There are limitations in the present study. First, although diabetic patients were hospitalized due to poor glucose control, the underlying causes were varied. Second, while the 24-hour urine collection was usually arranged when the patient was in a stable condition during hospitalization, there might still be day-to-day variation in the patient's creatinine and albumin concentrations due to activity and/or dehydration. Indeed, hyperglycemia can be accompanied with dehydration or muscle wasting, which could influence the CCR on a daily basis. In this study, we did not eliminate the possibility of day-to-day variation on CCR. On the other hand, even though urinary albumin concentrations can vary with daily activity, previous studies confirm that using a spot urine ACR is an accurate marker of DUA, and their agreement should not be affected by daily variations.[31] Third, it has been suggested that urine samples for determining the ACR should be collected early in the morning.[6,31] However, we calculated the ACR from the mean concentration of albumin and creatinine in a 24-hour urine sample. Therefore, our results showing no difference between the DUA and ACR values (ie, a null hypothesis finding between DUA and ACR in the Bland–Altman plot) might have occurred because both values were determined from the same sample.

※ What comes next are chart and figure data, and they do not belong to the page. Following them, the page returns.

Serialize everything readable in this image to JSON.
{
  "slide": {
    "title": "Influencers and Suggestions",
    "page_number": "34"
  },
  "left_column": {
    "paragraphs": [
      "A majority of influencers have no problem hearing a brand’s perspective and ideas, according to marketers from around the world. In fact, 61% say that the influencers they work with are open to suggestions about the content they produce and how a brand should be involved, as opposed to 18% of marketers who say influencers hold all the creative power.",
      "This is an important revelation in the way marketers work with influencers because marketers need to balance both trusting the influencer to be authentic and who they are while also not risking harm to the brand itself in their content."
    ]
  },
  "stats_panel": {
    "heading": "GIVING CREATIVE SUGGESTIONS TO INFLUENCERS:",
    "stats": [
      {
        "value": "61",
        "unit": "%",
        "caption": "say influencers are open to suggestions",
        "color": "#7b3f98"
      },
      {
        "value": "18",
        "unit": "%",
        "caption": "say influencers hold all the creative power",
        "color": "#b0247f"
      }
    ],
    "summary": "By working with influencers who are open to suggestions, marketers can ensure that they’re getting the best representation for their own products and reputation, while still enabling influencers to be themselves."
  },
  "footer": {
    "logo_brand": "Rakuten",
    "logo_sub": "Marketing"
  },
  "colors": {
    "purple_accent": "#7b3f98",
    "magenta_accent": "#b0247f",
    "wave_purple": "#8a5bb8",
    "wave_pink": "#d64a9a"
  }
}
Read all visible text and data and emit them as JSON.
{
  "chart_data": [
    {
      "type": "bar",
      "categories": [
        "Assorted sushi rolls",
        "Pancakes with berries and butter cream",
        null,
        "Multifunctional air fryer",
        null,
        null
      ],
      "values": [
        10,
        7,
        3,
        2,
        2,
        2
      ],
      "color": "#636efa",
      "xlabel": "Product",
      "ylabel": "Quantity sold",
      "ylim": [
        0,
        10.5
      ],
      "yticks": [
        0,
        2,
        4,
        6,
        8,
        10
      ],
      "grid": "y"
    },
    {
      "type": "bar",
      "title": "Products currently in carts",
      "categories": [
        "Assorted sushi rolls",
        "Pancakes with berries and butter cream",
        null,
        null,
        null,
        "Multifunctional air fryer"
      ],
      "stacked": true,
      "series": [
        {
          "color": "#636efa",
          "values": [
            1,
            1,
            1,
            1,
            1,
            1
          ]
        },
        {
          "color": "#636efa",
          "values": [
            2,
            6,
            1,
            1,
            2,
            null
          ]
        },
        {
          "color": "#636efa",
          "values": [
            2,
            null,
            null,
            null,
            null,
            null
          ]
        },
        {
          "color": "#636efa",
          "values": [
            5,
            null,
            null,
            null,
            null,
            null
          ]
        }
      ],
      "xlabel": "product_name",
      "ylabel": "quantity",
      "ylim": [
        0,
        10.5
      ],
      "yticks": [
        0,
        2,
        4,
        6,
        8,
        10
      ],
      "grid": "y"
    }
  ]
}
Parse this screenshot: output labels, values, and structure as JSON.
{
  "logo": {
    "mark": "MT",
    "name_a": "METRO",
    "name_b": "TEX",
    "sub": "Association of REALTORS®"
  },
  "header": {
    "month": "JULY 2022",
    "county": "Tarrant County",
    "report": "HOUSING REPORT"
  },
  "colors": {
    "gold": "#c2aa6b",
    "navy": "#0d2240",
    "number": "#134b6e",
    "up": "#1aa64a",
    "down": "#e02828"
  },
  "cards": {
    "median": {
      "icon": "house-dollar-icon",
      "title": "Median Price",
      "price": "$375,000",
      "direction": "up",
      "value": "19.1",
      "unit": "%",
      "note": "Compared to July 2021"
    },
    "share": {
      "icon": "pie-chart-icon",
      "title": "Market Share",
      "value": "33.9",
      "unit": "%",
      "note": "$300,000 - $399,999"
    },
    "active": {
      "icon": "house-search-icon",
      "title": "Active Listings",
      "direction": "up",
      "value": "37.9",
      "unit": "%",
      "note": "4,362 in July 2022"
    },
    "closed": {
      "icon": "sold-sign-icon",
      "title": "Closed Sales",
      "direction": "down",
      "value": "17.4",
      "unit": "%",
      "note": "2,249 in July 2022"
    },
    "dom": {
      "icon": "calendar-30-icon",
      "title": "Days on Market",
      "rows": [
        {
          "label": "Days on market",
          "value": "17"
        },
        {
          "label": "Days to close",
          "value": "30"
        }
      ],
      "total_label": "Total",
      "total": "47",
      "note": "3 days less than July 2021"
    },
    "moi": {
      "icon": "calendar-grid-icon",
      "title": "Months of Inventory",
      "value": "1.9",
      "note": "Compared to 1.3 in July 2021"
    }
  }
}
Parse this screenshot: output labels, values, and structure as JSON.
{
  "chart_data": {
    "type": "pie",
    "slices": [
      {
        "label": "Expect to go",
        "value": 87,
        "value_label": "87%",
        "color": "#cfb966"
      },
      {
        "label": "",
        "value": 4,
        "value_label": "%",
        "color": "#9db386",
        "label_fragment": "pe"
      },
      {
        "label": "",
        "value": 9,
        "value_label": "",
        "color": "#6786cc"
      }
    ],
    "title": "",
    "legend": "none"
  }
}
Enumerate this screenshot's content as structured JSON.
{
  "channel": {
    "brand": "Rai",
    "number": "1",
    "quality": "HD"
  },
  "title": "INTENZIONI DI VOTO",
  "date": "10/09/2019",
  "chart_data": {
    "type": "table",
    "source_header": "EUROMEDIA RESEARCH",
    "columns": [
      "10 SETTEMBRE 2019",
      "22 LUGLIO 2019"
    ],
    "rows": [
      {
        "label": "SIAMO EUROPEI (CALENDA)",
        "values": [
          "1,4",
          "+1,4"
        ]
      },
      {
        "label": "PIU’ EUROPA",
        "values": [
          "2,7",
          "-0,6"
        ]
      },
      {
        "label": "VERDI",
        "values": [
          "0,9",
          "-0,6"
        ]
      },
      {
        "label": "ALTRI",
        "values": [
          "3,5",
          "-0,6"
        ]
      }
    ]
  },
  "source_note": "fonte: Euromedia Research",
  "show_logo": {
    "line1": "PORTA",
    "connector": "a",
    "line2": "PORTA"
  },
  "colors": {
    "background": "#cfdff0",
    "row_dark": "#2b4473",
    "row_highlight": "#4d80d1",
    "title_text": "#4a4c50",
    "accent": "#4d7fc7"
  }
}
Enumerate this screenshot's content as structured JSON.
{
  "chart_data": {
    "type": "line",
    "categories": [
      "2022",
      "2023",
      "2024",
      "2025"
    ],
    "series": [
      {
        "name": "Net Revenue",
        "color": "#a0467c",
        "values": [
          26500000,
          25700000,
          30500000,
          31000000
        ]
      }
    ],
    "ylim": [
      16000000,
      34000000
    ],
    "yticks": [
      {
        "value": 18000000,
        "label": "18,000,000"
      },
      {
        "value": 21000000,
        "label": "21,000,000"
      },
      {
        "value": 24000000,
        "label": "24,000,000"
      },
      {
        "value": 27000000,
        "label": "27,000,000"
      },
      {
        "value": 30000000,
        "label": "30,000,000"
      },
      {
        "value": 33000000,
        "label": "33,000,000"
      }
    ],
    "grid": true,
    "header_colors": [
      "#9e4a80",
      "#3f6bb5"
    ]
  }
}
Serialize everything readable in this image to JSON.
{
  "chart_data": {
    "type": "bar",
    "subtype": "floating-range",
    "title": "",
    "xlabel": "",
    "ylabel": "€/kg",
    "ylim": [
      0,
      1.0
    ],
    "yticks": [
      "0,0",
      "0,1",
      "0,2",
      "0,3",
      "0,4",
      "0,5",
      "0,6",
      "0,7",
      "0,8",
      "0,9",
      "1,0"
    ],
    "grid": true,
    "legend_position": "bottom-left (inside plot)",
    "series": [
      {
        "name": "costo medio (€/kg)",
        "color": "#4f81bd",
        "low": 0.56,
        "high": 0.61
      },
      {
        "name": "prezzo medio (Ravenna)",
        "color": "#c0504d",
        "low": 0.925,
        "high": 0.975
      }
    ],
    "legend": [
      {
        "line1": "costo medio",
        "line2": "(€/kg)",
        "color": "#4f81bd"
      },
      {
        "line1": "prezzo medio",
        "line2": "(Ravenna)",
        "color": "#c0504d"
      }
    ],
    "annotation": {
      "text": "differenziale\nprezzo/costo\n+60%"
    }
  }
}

Fourth, we only selected the MDRD formula to estimate GFR, as suggested by the National Kidney Foundation-Kidney Disease Outcomes Quality Initiative (NKF-KDOQI) and broadly applied in Taiwan (including the Taiwan National Database).[32,33] However, there are several other formulas to estimate GFR, such as the Chronic Kidney Disease Epidemiology Collaboration (CDK-EPI) equation, that have been developed for various patient conditions and may provide a more accurate prediction of patient mortality.[34,35] Moreover, our findings might only apply to diabetic inpatients, and therefore, further studies are required to confirm the impact of CCR and DUA on predicting mortality in outpatients and the general population.

In conclusion, we found that diabetic nephropathy is an important predictor for mortality in diabetic inpatients after discharge, and albuminuria has an additive contribution on mortality in diabetic inpatients with a lower CCR. Moreover, DUA provides a similar predictive ability on mortality to ACR; however, CCR is more sensitive in predicting mortality than eGFR based on MDRA formula. Finally, we showed that low BMI was associated with a higher eGFR value than CCR in the same diabetic inpatient. Due to the high mortality rate of diabetic inpatients after discharge, further investigation into the contributing factors and preventive strategies for diabetic nephropathy is warranted.